À la mer, la téléphonie présenterait peu de supériorité sur les signaux visuels.
Nous pensons, avec M. Lissajous, qui a exprimé cette idée dans un rapport fait en 1856, à la Société d’encouragement, que la téléphonie peut trouver son application non-seulement à la guerre, mais même dans l’industrie, en particulier pour le service des chemins de fer, où l’emploi d’un mode de communication simple et rapide présenterait un grand nombre d’avantages.
En 1862, François Sudre obtint à l’Exposition universelle de Londres, une médaille d’honneur, en récompense de sa double invention de la langue musicale universelle et de la téléphonie.
Comme s’il n’eût attendu pour quitter ce monde, que cette distinction solennelle, François Sudre mourut le 2 octobre 1862, des suites des fatigues qu’il avait éprouvées pendant son séjour à Londres.
François Sudre donnait souvent, à Paris, dans des réunions publiques, la représentation de son système de langue musicale universelle, et ces séances avaient toujours le privilége d’exciter une vive curiosité. On ne pouvait s’expliquer comment des phrases entières, prises dans toutes les langues, mortes ou vivantes, pouvaient être transmises et comprises à la seule émission de quelques notes de la gamme. Le piano ou le violon était l’instrument qui servait à donner ces notes. La voix remplaçait quelquefois l’instrument de musique.

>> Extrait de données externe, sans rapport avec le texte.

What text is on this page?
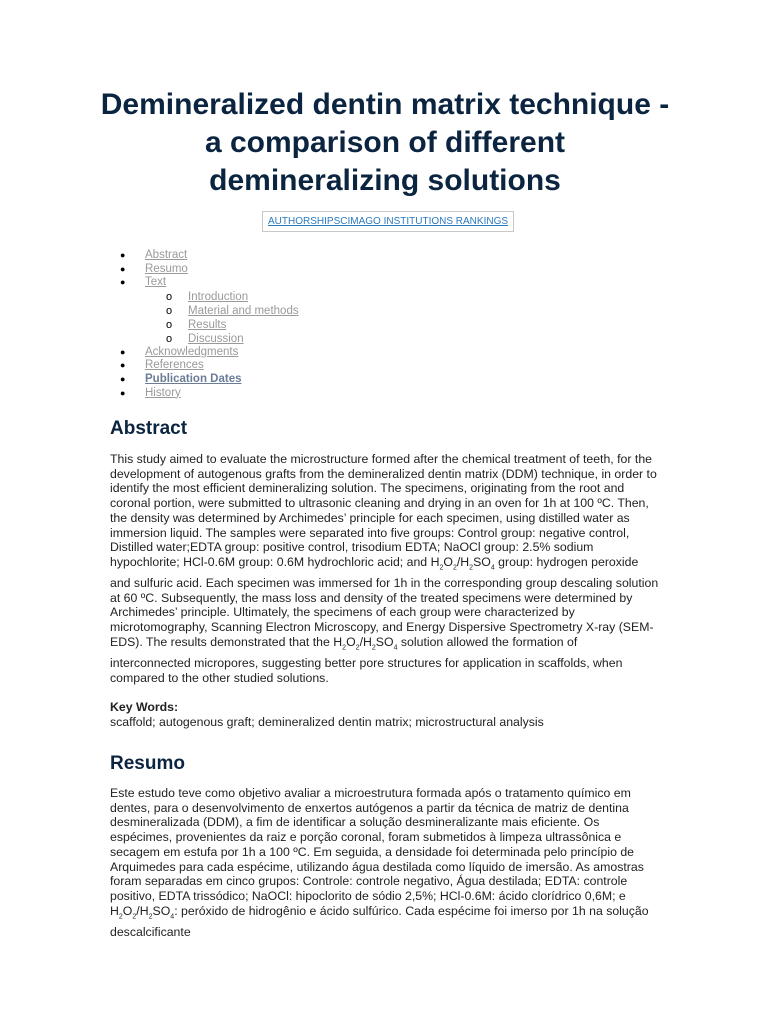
Demineralized dentin matrix technique - a comparison of different demineralizing solutions
AUTHORSHIPSCIMAGO INSTITUTIONS RANKINGS
● Abstract
● Resumo
● Text
o Introduction
o Material and methods
o Results
o Discussion
● Acknowledgments
● References
● Publication Dates
● History
Abstract
This study aimed to evaluate the microstructure formed after the chemical treatment of teeth, for the development of autogenous grafts from the demineralized dentin matrix (DDM) technique, in order to identify the most efficient demineralizing solution. The specimens, originating from the root and coronal portion, were submitted to ultrasonic cleaning and drying in an oven for 1h at 100 ºC. Then, the density was determined by Archimedes’ principle for each specimen, using distilled water as immersion liquid. The samples were separated into five groups: Control group: negative control, Distilled water;EDTA group: positive control, trisodium EDTA; NaOCl group: 2.5% sodium hypochlorite; HCl-0.6M group: 0.6M hydrochloric acid; and $H_2O_2/H_2SO_4$ group: hydrogen peroxide and sulfuric acid. Each specimen was immersed for 1h in the corresponding group descaling solution at 60 ºC. Subsequently, the mass loss and density of the treated specimens were determined by Archimedes’ principle. Ultimately, the specimens of each group were characterized by microtomography, Scanning Electron Microscopy, and Energy Dispersive Spectrometry X-ray (SEM-EDS). The results demonstrated that the $H_2O_2/H_2SO_4$ solution allowed the formation of interconnected micropores, suggesting better pore structures for application in scaffolds, when compared to the other studied solutions.
Key Words:
scaffold; autogenous graft; demineralized dentin matrix; microstructural analysis
Resumo
Este estudo teve como objetivo avaliar a microestrutura formada após o tratamento químico em dentes, para o desenvolvimento de enxertos autógenos a partir da técnica de matriz de dentina desmineralizada (DDM), a fim de identificar a solução desmineralizante mais eficiente. Os espécimes, provenientes da raiz e porção coronal, foram submetidos à limpeza ultrassônica e secagem em estufa por 1h a 100 ºC. Em seguida, a densidade foi determinada pelo princípio de Arquimedes para cada espécime, utilizando água destilada como líquido de imersão. As amostras foram separadas em cinco grupos: Controle: controle negativo, Água destilada; EDTA: controle positivo, EDTA trissódico; NaOCl: hipoclorito de sódio 2,5%; HCl-0.6M: ácido clorídrico 0,6M; e $H_2O_2/H_2SO_4$: peróxido de hidrogênio e ácido sulfúrico. Cada espécime foi imerso por 1h na solução descalcificante
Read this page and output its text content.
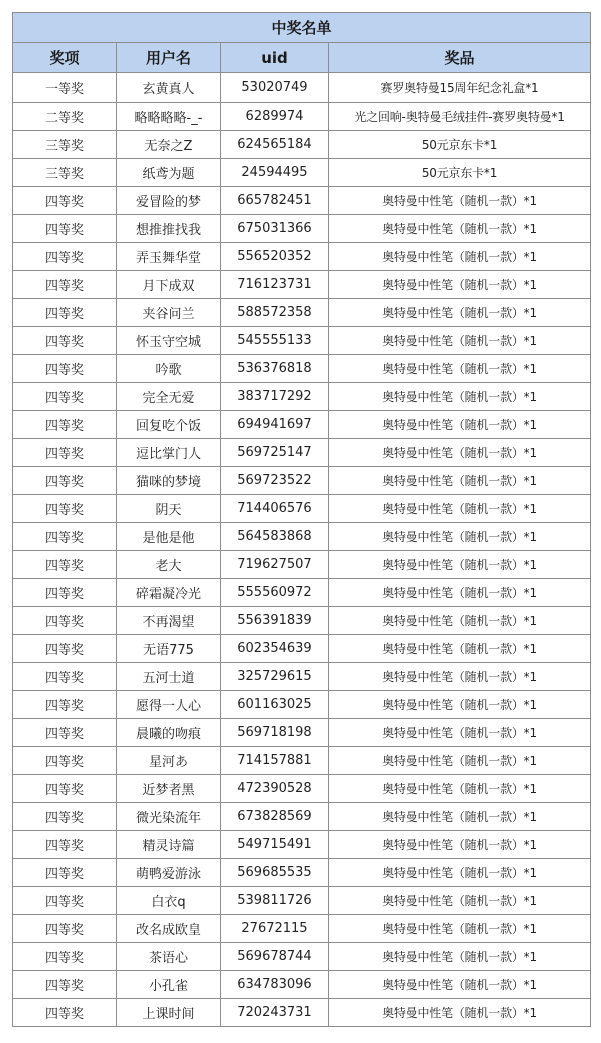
中奖名单			
奖项	用户名	uid	奖品
一等奖	玄黄真人	53020749	赛罗奥特曼15周年纪念礼盒*1
二等奖	略略略略-_-	6289974	光之回响-奥特曼毛绒挂件-赛罗奥特曼*1
三等奖	无奈之Z	624565184	50元京东卡*1
三等奖	纸鸢为题	24594495	50元京东卡*1
四等奖	爱冒险的梦	665782451	奥特曼中性笔（随机一款）*1
四等奖	想推推找我	675031366	奥特曼中性笔（随机一款）*1
四等奖	弄玉舞华堂	556520352	奥特曼中性笔（随机一款）*1
四等奖	月下成双	716123731	奥特曼中性笔（随机一款）*1
四等奖	夹谷问兰	588572358	奥特曼中性笔（随机一款）*1
四等奖	怀玉守空城	545555133	奥特曼中性笔（随机一款）*1
四等奖	吟歌	536376818	奥特曼中性笔（随机一款）*1
四等奖	完全无爱	383717292	奥特曼中性笔（随机一款）*1
四等奖	回复吃个饭	694941697	奥特曼中性笔（随机一款）*1
四等奖	逗比掌门人	569725147	奥特曼中性笔（随机一款）*1
四等奖	猫咪的梦境	569723522	奥特曼中性笔（随机一款）*1
四等奖	阴天	714406576	奥特曼中性笔（随机一款）*1
四等奖	是他是他	564583868	奥特曼中性笔（随机一款）*1
四等奖	老大	719627507	奥特曼中性笔（随机一款）*1
四等奖	碎霜凝冷光	555560972	奥特曼中性笔（随机一款）*1
四等奖	不再渴望	556391839	奥特曼中性笔（随机一款）*1
四等奖	无语775	602354639	奥特曼中性笔（随机一款）*1
四等奖	五河士道	325729615	奥特曼中性笔（随机一款）*1
四等奖	愿得一人心	601163025	奥特曼中性笔（随机一款）*1
四等奖	晨曦的吻痕	569718198	奥特曼中性笔（随机一款）*1
四等奖	星河あ	714157881	奥特曼中性笔（随机一款）*1
四等奖	近梦者黑	472390528	奥特曼中性笔（随机一款）*1
四等奖	微光染流年	673828569	奥特曼中性笔（随机一款）*1
四等奖	精灵诗篇	549715491	奥特曼中性笔（随机一款）*1
四等奖	萌鸭爱游泳	569685535	奥特曼中性笔（随机一款）*1
四等奖	白衣q	539811726	奥特曼中性笔（随机一款）*1
四等奖	改名成欧皇	27672115	奥特曼中性笔（随机一款）*1
四等奖	茶语心	569678744	奥特曼中性笔（随机一款）*1
四等奖	小孔雀	634783096	奥特曼中性笔（随机一款）*1
四等奖	上课时间	720243731	奥特曼中性笔（随机一款）*1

Dans les séances de langue musicale universelle et de téléphonie, madame Sudre était le correspondant, l’auxiliaire de l’inventeur.

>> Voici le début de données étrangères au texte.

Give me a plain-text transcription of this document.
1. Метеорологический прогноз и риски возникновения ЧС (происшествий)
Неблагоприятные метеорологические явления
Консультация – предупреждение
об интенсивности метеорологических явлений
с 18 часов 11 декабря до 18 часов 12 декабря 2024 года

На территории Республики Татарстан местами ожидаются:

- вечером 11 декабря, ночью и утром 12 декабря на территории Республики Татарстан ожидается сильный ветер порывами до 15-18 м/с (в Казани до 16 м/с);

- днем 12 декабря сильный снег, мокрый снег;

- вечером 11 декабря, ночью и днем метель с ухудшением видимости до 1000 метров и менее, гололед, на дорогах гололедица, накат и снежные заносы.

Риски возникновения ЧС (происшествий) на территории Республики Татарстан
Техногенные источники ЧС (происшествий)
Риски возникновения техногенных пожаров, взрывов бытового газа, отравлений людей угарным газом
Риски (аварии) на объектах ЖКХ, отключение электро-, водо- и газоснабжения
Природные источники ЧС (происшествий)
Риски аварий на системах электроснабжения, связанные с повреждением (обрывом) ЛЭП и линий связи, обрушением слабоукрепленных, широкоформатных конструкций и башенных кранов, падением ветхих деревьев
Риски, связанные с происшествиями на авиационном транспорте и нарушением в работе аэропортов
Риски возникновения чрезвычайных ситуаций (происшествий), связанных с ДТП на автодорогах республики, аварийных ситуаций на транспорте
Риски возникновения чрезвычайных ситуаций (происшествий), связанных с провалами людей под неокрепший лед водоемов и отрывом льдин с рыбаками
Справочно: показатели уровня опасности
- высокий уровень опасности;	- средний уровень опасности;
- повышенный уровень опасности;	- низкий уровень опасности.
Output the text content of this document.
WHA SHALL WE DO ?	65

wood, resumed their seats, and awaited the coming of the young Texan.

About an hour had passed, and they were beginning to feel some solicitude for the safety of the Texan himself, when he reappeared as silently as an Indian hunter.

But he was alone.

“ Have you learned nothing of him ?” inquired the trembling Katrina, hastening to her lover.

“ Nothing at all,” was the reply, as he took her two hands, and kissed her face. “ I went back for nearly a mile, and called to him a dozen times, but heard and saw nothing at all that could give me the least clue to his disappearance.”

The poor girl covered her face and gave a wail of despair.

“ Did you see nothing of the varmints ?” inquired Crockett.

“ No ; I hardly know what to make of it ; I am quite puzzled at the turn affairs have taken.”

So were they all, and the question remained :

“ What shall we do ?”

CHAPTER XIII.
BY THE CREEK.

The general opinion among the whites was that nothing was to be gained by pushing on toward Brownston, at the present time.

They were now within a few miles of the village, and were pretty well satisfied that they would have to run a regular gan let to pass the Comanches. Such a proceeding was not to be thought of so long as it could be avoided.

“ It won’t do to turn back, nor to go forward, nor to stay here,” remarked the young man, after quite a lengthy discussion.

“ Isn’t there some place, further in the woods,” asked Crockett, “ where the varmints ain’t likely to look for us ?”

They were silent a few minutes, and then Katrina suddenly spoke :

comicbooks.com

Encore enfant, mademoiselle Joséphine Hugot avait été adoptée par François Sudre, qui en fit son élève et son aide dans ses expériences publiques. La jeune fille devint une cantatrice de talent, qui se fit bientôt connaître dans le monde musical de Paris. En 1855, elle épousa François Sudre, qui était lui-même un musicien de grand mérite.
Depuis la mort de son mari, madame Sudre a continué avec zèle à propager l’œuvre de l’inventeur. François Sudre avait travaillé pendant quarante-cinq ans au vocabulaire de sa langue musicale, mais il ne l’avait pas publié ; sa veuve, après avoir entièrement mis ce vocabulaire au net, l’a publié en 1866, dans l’ouvrage dont nous avons donné plus haut le titre.